DONALD TRUMP,
MACHİAVELLİ’İN AMERİKAN VERSİYONU
David Ignatius (Washington
Post gazetesi köşe yazarı, ödüllü gazeteci ve kitapları en çok satanlar
listesinde yer alan casusluk romanı yazarı)
Washington Post,
10.11.2016
Tercüme: Zahide
Tuba Kor
“Makyavelci”
siyasetçileri merhametsiz veya fırıldak olarak tanımlamak yaygındır. Ancak
ABD’de Machiavelli’in hayran olduğu özelliklerle tecessüm eden tıpkı Donald
Trump gibi seçilmiş başkanlara rastlamak çok nadirdir.
Trump’ın tartışmalı
özelliklerinin listesini alt alta yazdığınızda sinik Machiavelli’in kabadayı
lider olmak için hayati önemde gördüğü özelliklerin birçoğunu bulacaksınız.
Trump bir yalancı olabilir, tıpkı Floransalı filozofun yalanın zaman zaman
liderliğin zaruri bir parçası olduğuna inandığı gibi. Trump bir kabadayı
olabilir, tıpkı Machiavelli’in öve öve bitiremediği bazı İtalyan hükümdarlar
gibi. (...)
Trump’ın
Machiavelli’in 16. yüzyılın asabi, sürekli savaşan devletlerinde zaruri
addettiği özellikleri gösterdiğini söylemek onu modern bir lider saymamak
demektir. Hiç kimse 21. yüzyıl demokrasisini neo-feodal bir diktatörün
yönetmesini istemez diye düşünebilirsiniz. Ancak salı günü Amerikan halkı,
muhtemelen Machiavelli’in bir “erdem” addettiği “güç” kavramını paylaştığı için
Trump’ı başkan seçti.
Machiavelli’e olan
ilgim sıradışı bir şekilde gelişti: Machiavelli hakkında bir opera metni
yazdım; Mohammed Fairouz’un da bestesini yaptığı bu operanın önümüzdeki mart
ayında Amsterdam’daki Flemenk Milli Operası’nda galası yapılacak.
Bu süreçte
keşfettiğim şey şu: Machiavelli döneminin “siyasi doğruculuğu”yla [Z.T.K. yani
belli kesimleri rencide etmemeye özen gösteren üslupla] dalga geçiyor.

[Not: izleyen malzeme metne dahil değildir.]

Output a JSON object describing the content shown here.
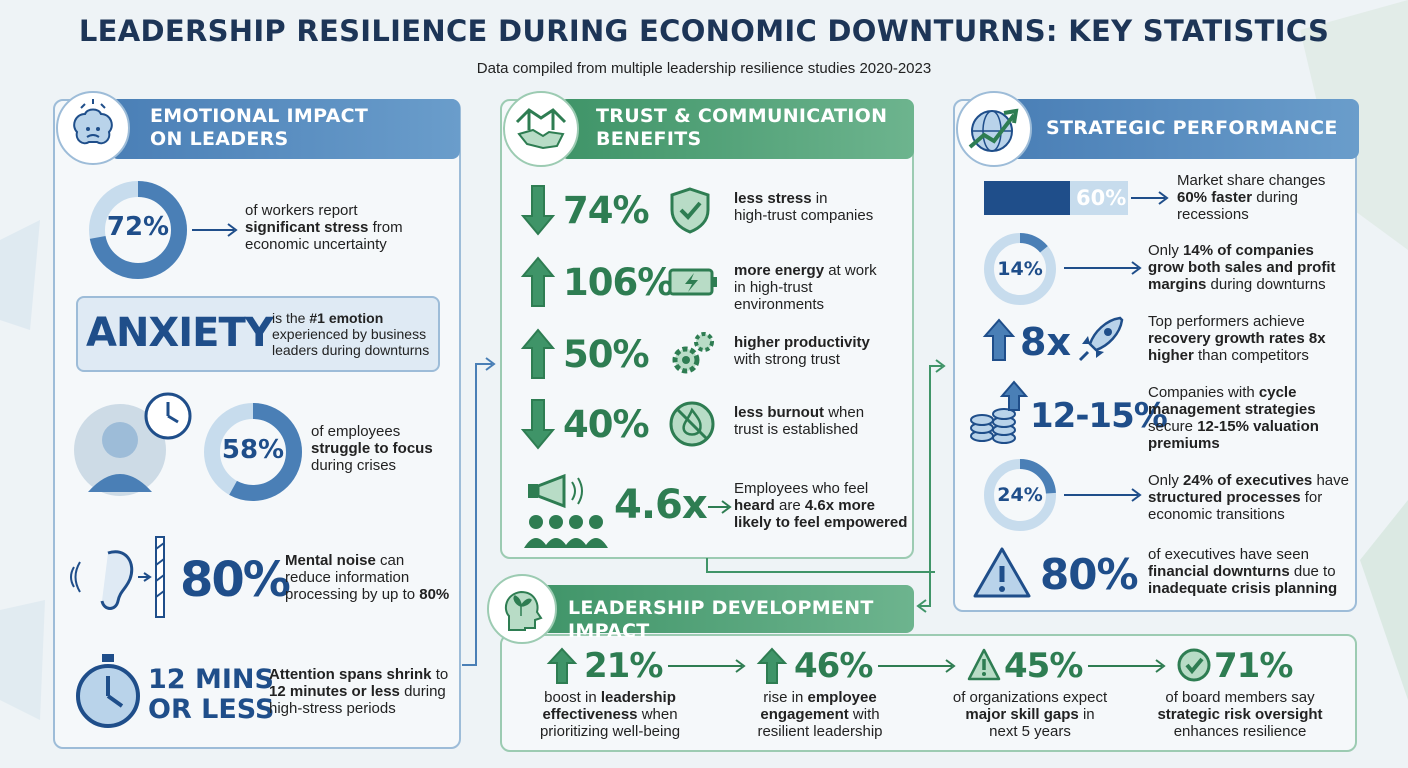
{
  "header": {
    "title": "LEADERSHIP RESILIENCE DURING ECONOMIC DOWNTURNS: KEY STATISTICS",
    "subtitle": "Data compiled from multiple leadership resilience studies 2020-2023"
  },
  "colors": {
    "blue_accent": "#1f4e8a",
    "blue_banner": "#4a7fb6",
    "green_accent": "#2e7d52",
    "green_banner": "#3f9468",
    "ring_track": "#c7dced"
  },
  "emotional": {
    "heading_1": "EMOTIONAL IMPACT",
    "heading_2": "ON LEADERS",
    "icon": "stressed-brain-icon",
    "stat1": {
      "value": "72%",
      "percent": 72,
      "pre": "of workers report",
      "bold": "significant stress",
      "post": "from",
      "line3": "economic uncertainty"
    },
    "anxiety": {
      "word": "ANXIETY",
      "pre": "is the",
      "bold": "#1 emotion",
      "line2": "experienced by business",
      "line3": "leaders during downturns"
    },
    "stat2": {
      "value": "58%",
      "percent": 58,
      "line1": "of employees",
      "bold": "struggle to focus",
      "line3": "during crises"
    },
    "stat3": {
      "value": "80%",
      "bold": "Mental noise",
      "post": "can",
      "line2": "reduce information",
      "line3_pre": "processing by up to",
      "line3_bold": "80%"
    },
    "stat4": {
      "value_1": "12 MINS",
      "value_2": "OR LESS",
      "bold1": "Attention spans shrink",
      "post1": "to",
      "bold2": "12 minutes or less",
      "post2": "during",
      "line3": "high-stress periods"
    }
  },
  "trust": {
    "heading_1": "TRUST & COMMUNICATION",
    "heading_2": "BENEFITS",
    "icon": "handshake-bridge-icon",
    "items": [
      {
        "value": "74%",
        "direction": "down",
        "icon": "shield-check-icon",
        "bold": "less stress",
        "post": "in",
        "line2": "high-trust companies"
      },
      {
        "value": "106%",
        "direction": "up",
        "icon": "battery-icon",
        "bold": "more energy",
        "post": "at work",
        "line2": "in high-trust",
        "line3": "environments"
      },
      {
        "value": "50%",
        "direction": "up",
        "icon": "gears-icon",
        "bold": "higher productivity",
        "post": "",
        "line2": "with strong trust"
      },
      {
        "value": "40%",
        "direction": "down",
        "icon": "no-fire-icon",
        "bold": "less burnout",
        "post": "when",
        "line2": "trust is established"
      }
    ],
    "heard": {
      "value": "4.6x",
      "line1": "Employees who feel",
      "bold1": "heard",
      "mid": "are",
      "bold2": "4.6x more",
      "bold3": "likely to feel empowered"
    }
  },
  "strategic": {
    "heading": "STRATEGIC PERFORMANCE",
    "icon": "globe-growth-icon",
    "bar": {
      "value": "60%",
      "percent": 60,
      "line1": "Market share changes",
      "bold": "60% faster",
      "post": "during",
      "line3": "recessions"
    },
    "s1": {
      "value": "14%",
      "percent": 14,
      "pre": "Only",
      "bold1": "14% of companies",
      "bold2": "grow both sales and profit",
      "bold3": "margins",
      "post": "during downturns"
    },
    "s2": {
      "value": "8x",
      "line1": "Top performers achieve",
      "bold1": "recovery growth rates 8x",
      "bold2": "higher",
      "post": "than competitors"
    },
    "s3": {
      "value": "12-15%",
      "pre": "Companies with",
      "bold1": "cycle",
      "bold2": "management strategies",
      "pre3": "secure",
      "bold3": "12-15% valuation",
      "bold4": "premiums"
    },
    "s4": {
      "value": "24%",
      "percent": 24,
      "pre": "Only",
      "bold1": "24% of executives",
      "post1": "have",
      "bold2": "structured processes",
      "post2": "for",
      "line3": "economic transitions"
    },
    "s5": {
      "value": "80%",
      "line1": "of executives have seen",
      "bold1": "financial downturns",
      "post1": "due to",
      "bold2": "inadequate crisis planning"
    }
  },
  "development": {
    "heading": "LEADERSHIP DEVELOPMENT IMPACT",
    "icon": "head-sprout-icon",
    "items": [
      {
        "value": "21%",
        "icon": "arrow-up-icon",
        "l1_pre": "boost in",
        "l1_bold": "leadership",
        "l2_bold": "effectiveness",
        "l2_post": "when",
        "l3": "prioritizing well-being"
      },
      {
        "value": "46%",
        "icon": "arrow-up-icon",
        "l1_pre": "rise in",
        "l1_bold": "employee",
        "l2_bold": "engagement",
        "l2_post": "with",
        "l3": "resilient leadership"
      },
      {
        "value": "45%",
        "icon": "warning-icon",
        "l1_pre": "of organizations expect",
        "l1_bold": "",
        "l2_bold": "major skill gaps",
        "l2_post": "in",
        "l3": "next 5 years"
      },
      {
        "value": "71%",
        "icon": "check-circle-icon",
        "l1_pre": "of board members say",
        "l1_bold": "",
        "l2_bold": "strategic risk oversight",
        "l2_post": "",
        "l3": "enhances resilience"
      }
    ]
  }
}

Prenslere yazılan nasihatnamelerin çoğunu saçmalık olarak görüyor. Ona göre
liderlik, ahlakla değil, kesin sonuca ulaştırıcı şekilde yetki/güç kullanımıyla
alakalıdır. Prensin görevi güçlü bir devlet kurmaktır ve bu, ille de “iyi” bir
devlet olmak zorunda değildir.
Prens kitabında
diyor ki (…)
(…)
Trump’ın halkın
onayını alma arzusu Machiavelli’i tedirgin edebilirdi. Liderler kaçınılmaz
olarak hem sevilmeyi hem de kendilerinden korku duyulmasını isterler; ama
Machiavelli’in o meşhur uyarısıyla, eğer bu ikisi arasında bir tercih gidilmek
zorunda kalınırsa “korku duyulması çok daha güvenlidir.”
(…)
Makyavelci
şahsiyetlerin –yani insan doğası hakkında sinik görüşe sahip merhametsiz
liderlerin- giderek baskın hale geldiği bir dünyada yaşıyoruz. Bugünlerde dünya
sahnesinin başını, Rusya Devlet Başkanı Vladimir Putin, Çin Devlet Başkanı Xi
Jinping ve Türkiye Cumhurbaşkanı Recep Tayyip Erdoğan gibi ödün vermeyen despot
kabadayılar çekiyor.
Trump kürsüde
onların yanında yerini almak üzere şeytana uymuş olabilir. Ancak 20 Ocak’ta
başkanlık makamına oturmak için yemin ettiğinde Anayasası ve Haklar
Bildirgesi’yle hala dünyanın ümidi olan bir demokrasiyi temsil edecek.